Popüler bir örnek üzerinden açıklayayım: Dijitalleştirme (veya sayısallaştırma), Star Trek’in ışınlanma makinesinin (Bu arada Yıldız Savaşları hayranı olduğumu itiraf edeyim) vücudunuzu rakamlara dönüştürmesiyle, dijitalleşme ise tüm süreci ve ışınlanma işini en son teknolojik stratejilerle dönüştürme işiyle ilgilidir. Bu yüzden ben, dijitalleşmenin temelde farklı sektörlerdeki bütüncül dönüşüm sürecine dayandığını öneriyorum.

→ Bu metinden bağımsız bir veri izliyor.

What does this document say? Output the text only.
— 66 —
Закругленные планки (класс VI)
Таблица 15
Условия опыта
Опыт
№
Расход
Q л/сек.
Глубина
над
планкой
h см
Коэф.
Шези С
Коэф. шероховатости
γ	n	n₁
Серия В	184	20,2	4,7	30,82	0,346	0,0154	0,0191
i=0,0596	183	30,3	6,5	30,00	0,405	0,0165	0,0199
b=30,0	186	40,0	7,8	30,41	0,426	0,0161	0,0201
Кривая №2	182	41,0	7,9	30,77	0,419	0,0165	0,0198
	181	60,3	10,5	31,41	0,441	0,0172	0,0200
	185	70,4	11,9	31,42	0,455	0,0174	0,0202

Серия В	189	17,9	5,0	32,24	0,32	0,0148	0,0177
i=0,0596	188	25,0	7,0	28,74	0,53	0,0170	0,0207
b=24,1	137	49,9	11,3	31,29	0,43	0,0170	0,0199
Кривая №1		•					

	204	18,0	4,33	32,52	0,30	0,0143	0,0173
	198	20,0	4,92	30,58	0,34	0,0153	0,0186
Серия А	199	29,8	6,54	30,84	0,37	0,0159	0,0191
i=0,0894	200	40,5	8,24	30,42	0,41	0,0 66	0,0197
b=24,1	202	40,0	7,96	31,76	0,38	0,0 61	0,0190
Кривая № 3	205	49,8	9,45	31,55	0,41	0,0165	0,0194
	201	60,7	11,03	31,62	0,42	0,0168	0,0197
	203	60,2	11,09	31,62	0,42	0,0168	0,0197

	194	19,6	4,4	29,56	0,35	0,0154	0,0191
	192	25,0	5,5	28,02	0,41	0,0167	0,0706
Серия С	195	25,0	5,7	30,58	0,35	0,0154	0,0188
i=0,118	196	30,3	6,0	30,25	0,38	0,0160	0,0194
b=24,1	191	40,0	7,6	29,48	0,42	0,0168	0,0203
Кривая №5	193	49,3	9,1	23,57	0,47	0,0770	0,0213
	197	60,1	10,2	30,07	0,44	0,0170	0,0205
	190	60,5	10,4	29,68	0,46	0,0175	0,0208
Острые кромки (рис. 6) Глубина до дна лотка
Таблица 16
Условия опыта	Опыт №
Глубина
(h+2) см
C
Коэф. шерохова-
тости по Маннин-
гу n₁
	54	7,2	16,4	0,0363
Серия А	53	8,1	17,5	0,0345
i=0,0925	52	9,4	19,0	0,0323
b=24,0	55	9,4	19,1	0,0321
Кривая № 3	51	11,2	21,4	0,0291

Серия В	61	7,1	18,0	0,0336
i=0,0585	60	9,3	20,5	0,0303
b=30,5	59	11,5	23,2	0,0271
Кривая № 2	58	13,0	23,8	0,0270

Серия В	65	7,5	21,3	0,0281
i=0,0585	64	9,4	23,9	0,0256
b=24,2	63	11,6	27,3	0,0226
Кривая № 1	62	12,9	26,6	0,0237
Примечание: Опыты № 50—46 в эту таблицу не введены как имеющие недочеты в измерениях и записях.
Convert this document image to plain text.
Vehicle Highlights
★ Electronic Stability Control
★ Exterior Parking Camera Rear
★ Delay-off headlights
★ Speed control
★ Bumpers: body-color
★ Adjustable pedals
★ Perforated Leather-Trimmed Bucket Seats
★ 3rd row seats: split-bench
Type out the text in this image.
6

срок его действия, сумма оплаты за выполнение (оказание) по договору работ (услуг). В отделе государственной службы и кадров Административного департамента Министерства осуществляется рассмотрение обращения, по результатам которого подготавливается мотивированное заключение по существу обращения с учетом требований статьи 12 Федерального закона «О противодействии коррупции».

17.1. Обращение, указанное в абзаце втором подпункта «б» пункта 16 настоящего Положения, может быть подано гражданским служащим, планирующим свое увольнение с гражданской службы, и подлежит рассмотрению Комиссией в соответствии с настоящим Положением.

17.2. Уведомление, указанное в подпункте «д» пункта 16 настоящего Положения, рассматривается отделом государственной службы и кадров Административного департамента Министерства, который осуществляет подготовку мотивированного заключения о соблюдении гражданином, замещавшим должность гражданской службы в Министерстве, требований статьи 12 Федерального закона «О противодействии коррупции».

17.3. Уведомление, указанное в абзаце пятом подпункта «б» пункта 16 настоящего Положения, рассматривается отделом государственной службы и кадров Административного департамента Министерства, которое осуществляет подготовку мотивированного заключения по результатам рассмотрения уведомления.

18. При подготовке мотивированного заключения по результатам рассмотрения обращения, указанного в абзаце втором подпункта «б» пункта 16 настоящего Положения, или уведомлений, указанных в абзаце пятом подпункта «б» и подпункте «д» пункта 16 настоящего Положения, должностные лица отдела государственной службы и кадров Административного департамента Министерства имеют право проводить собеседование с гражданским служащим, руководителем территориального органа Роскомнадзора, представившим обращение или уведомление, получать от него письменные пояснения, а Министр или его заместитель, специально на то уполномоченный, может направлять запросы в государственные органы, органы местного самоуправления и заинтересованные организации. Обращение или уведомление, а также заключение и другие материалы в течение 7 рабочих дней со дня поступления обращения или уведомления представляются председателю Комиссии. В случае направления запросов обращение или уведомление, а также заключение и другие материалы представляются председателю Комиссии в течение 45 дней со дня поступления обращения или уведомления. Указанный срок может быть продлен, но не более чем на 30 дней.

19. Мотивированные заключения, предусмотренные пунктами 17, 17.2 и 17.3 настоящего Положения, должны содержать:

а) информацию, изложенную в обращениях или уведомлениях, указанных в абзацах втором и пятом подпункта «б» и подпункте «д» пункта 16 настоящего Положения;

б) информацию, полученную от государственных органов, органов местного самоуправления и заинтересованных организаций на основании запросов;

Değişim potansiyeli, bu dijitalleşme yolculuğu tarafından önerilmektedir.
Yukarıda verilen tanımları benimsediğimizde vizyon, plan ve başarımızdaki değişim olanağı hakkında daha verimli bir iletişim kurabiliriz. Dijital dönüşüm, dijitalleşmenin verimli alanında yürütülmektedir.